KARACHI: The International Monetary Fund (IMF) has completed the first review of Pakistan’s economic performance under the Extended Fund Facility (EFF), approving its second bailout installment of SDR 328 million (about $452.4 million).
With the second tranche, total disbursements since the beginning of the bailout program reach SDR 1,044 million ($1,440 million).
“Pakistan’s program is on track and has started to bear fruit. However, risks remain elevated. Strong ownership and steadfast reform implementation are critical to entrench macroeconomic stability and support robust and balanced growth,” David Lipton, IMF first deputy managing director, said in a statement on Friday, following the IMF executive board’s decision.
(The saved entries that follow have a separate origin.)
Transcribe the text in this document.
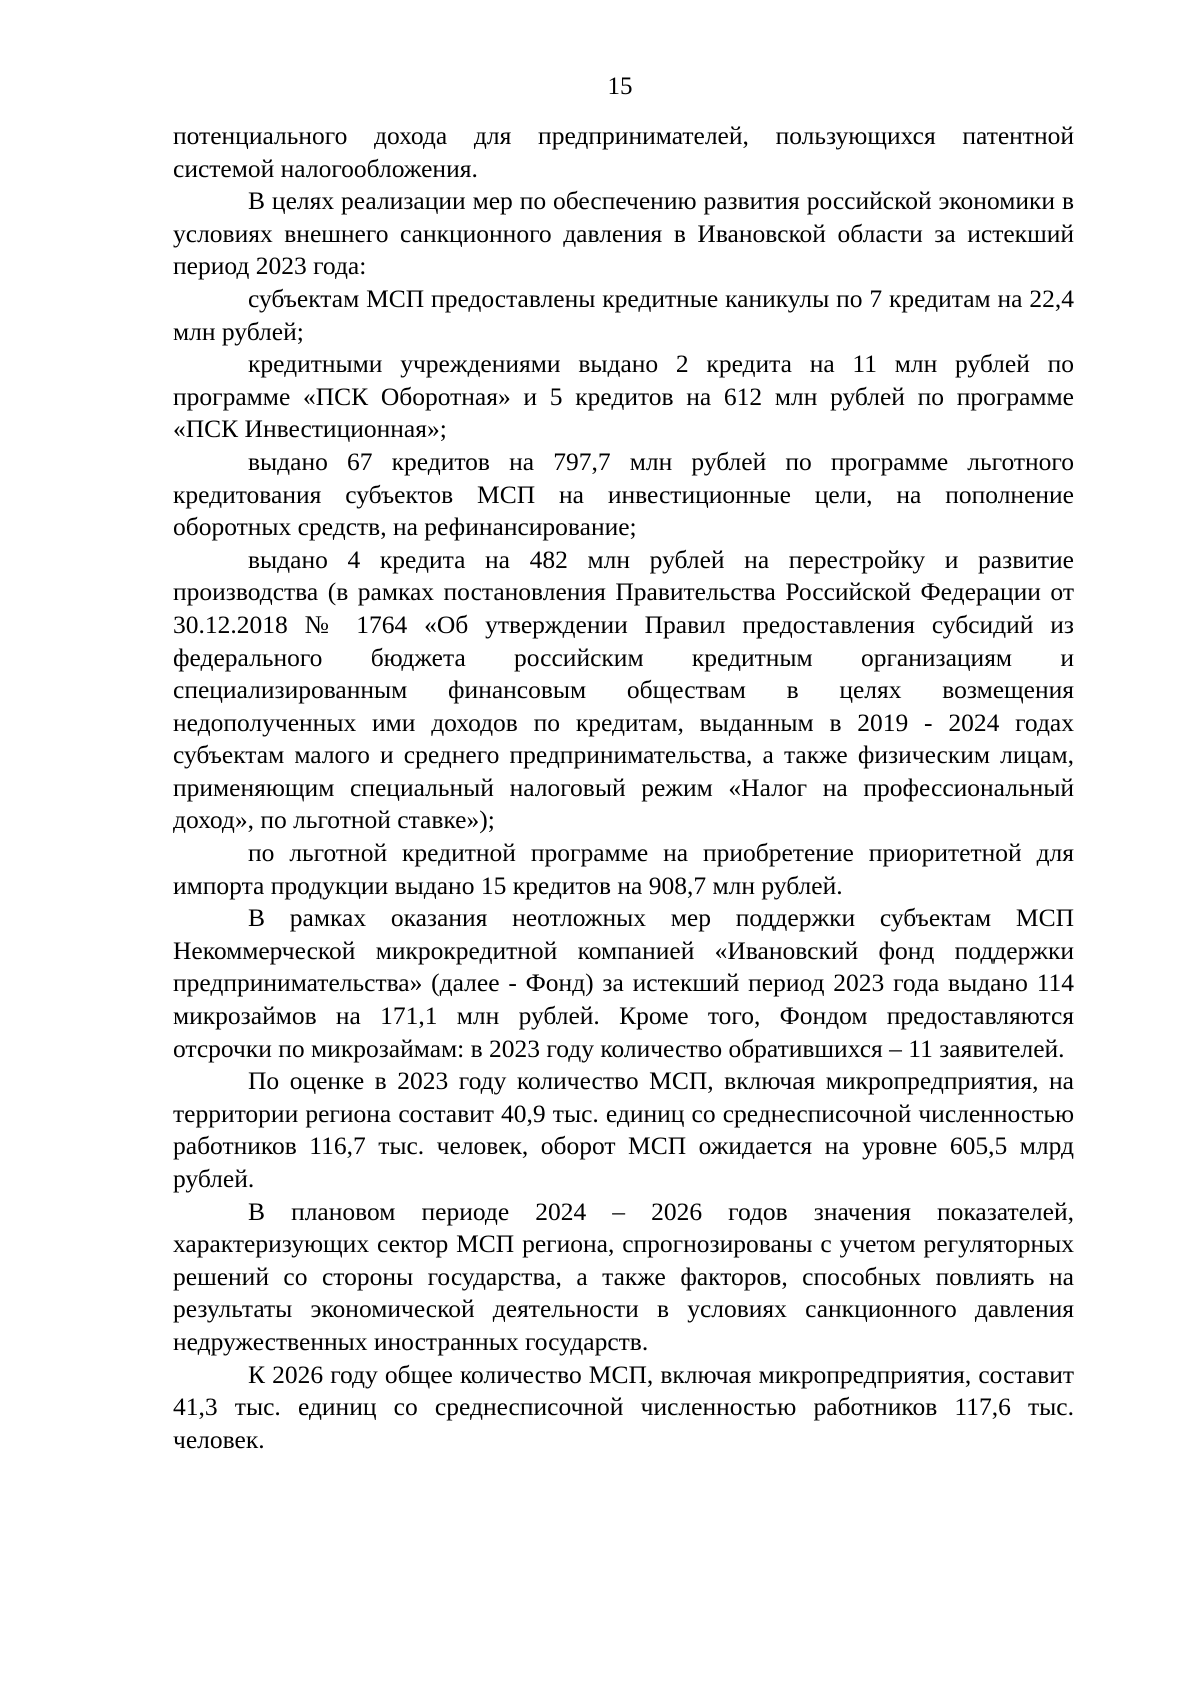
15

потенциального дохода для предпринимателей, пользующихся патентной системой налогообложения.

В целях реализации мер по обеспечению развития российской экономики в условиях внешнего санкционного давления в Ивановской области за истекший период 2023 года:

субъектам МСП предоставлены кредитные каникулы по 7 кредитам на 22,4 млн рублей;

кредитными учреждениями выдано 2 кредита на 11 млн рублей по программе «ПСК Оборотная» и 5 кредитов на 612 млн рублей по программе «ПСК Инвестиционная»;

выдано 67 кредитов на 797,7 млн рублей по программе льготного кредитования субъектов МСП на инвестиционные цели, на пополнение оборотных средств, на рефинансирование;

выдано 4 кредита на 482 млн рублей на перестройку и развитие производства (в рамках постановления Правительства Российской Федерации от 30.12.2018 № 1764 «Об утверждении Правил предоставления субсидий из федерального бюджета российским кредитным организациям и специализированным финансовым обществам в целях возмещения недополученных ими доходов по кредитам, выданным в 2019 - 2024 годах субъектам малого и среднего предпринимательства, а также физическим лицам, применяющим специальный налоговый режим «Налог на профессиональный доход», по льготной ставке»);

по льготной кредитной программе на приобретение приоритетной для импорта продукции выдано 15 кредитов на 908,7 млн рублей.

В рамках оказания неотложных мер поддержки субъектам МСП Некоммерческой микрокредитной компанией «Ивановский фонд поддержки предпринимательства» (далее - Фонд) за истекший период 2023 года выдано 114 микрозаймов на 171,1 млн рублей. Кроме того, Фондом предоставляются отсрочки по микрозаймам: в 2023 году количество обратившихся – 11 заявителей.

По оценке в 2023 году количество МСП, включая микропредприятия, на территории региона составит 40,9 тыс. единиц со среднесписочной численностью работников 116,7 тыс. человек, оборот МСП ожидается на уровне 605,5 млрд рублей.

В плановом периоде 2024 – 2026 годов значения показателей, характеризующих сектор МСП региона, спрогнозированы с учетом регуляторных решений со стороны государства, а также факторов, способных повлиять на результаты экономической деятельности в условиях санкционного давления недружественных иностранных государств.

К 2026 году общее количество МСП, включая микропредприятия, составит 41,3 тыс. единиц со среднесписочной численностью работников 117,6 тыс. человек.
Pakistan had formally approached the global lender last year, seeking financial assistance to stabilize the economy struck by balance of payment crises. The IMF executive board approved the 39-month, $6 billion bailout program for Pakistan on July 3.
The government has been implementing the IMF program. Its initial stages have led to an increase in many utility prices, including energy costs.
“The authorities are committed to sustaining the progress on fiscal adjustment to place debt on a downward path. The planned reforms include strengthening tax revenue mobilization, including the elimination of tax exemptions and loopholes, and prudent expenditure policies,” Lipton said.
Pakistan is towing a market-based exchange rate which the authorities say is bringing stability in the currency exchange market.
“The flexible, market-determined exchange rate remains essential to cushion the economy against external shocks and rebuild reserve buffers. The current monetary stance is appropriately tight and should only be eased once disinflation is firmly entrenched. Strengthening the State Bank of Pakistan’s autonomy and governance will support these efforts,” Lipton said.
The IMF has also asked Pakistan to speed up progress in anti-money laundering (AML) and countering financing of terrorism (CFT) measures, as it stays on the Financial Action Task Force’s (FATF) gray list, and may face blacklisting in case of failure to comply with the FATF’s 27-point action plan.
“Faster progress is needed to improve the AML/CFT framework, supported by technical assistance from the IMF and other capacity development providers. Swift adoption of all the necessary measures is needed to exit the FATF’s list of jurisdictions with AML/CFT deficiencies,” Lipton noted.
IMF views that the authorities have adopted a comprehensive plan to address the accumulation of arrears in the power sector. Its full implementation is key to improve collection, reduce losses, and enhance governance. Timely and regular adjustment of energy tariffs will bring the sector in line with cost recovery.
Efforts are ongoing to further improve the business environment, strengthen governance, and foster private sector investment.
Pakistan has prioritized to privatize around 17 state-run entities to move faster on its privatization agenda that IMF says would help the country generate revenue for the government.
“Reform of the state-owned enterprise sector will help put Pakistan’s public finances on a sustainable path and have positive spillovers by leveling the playing field and improving the provision of services,” Lipton said.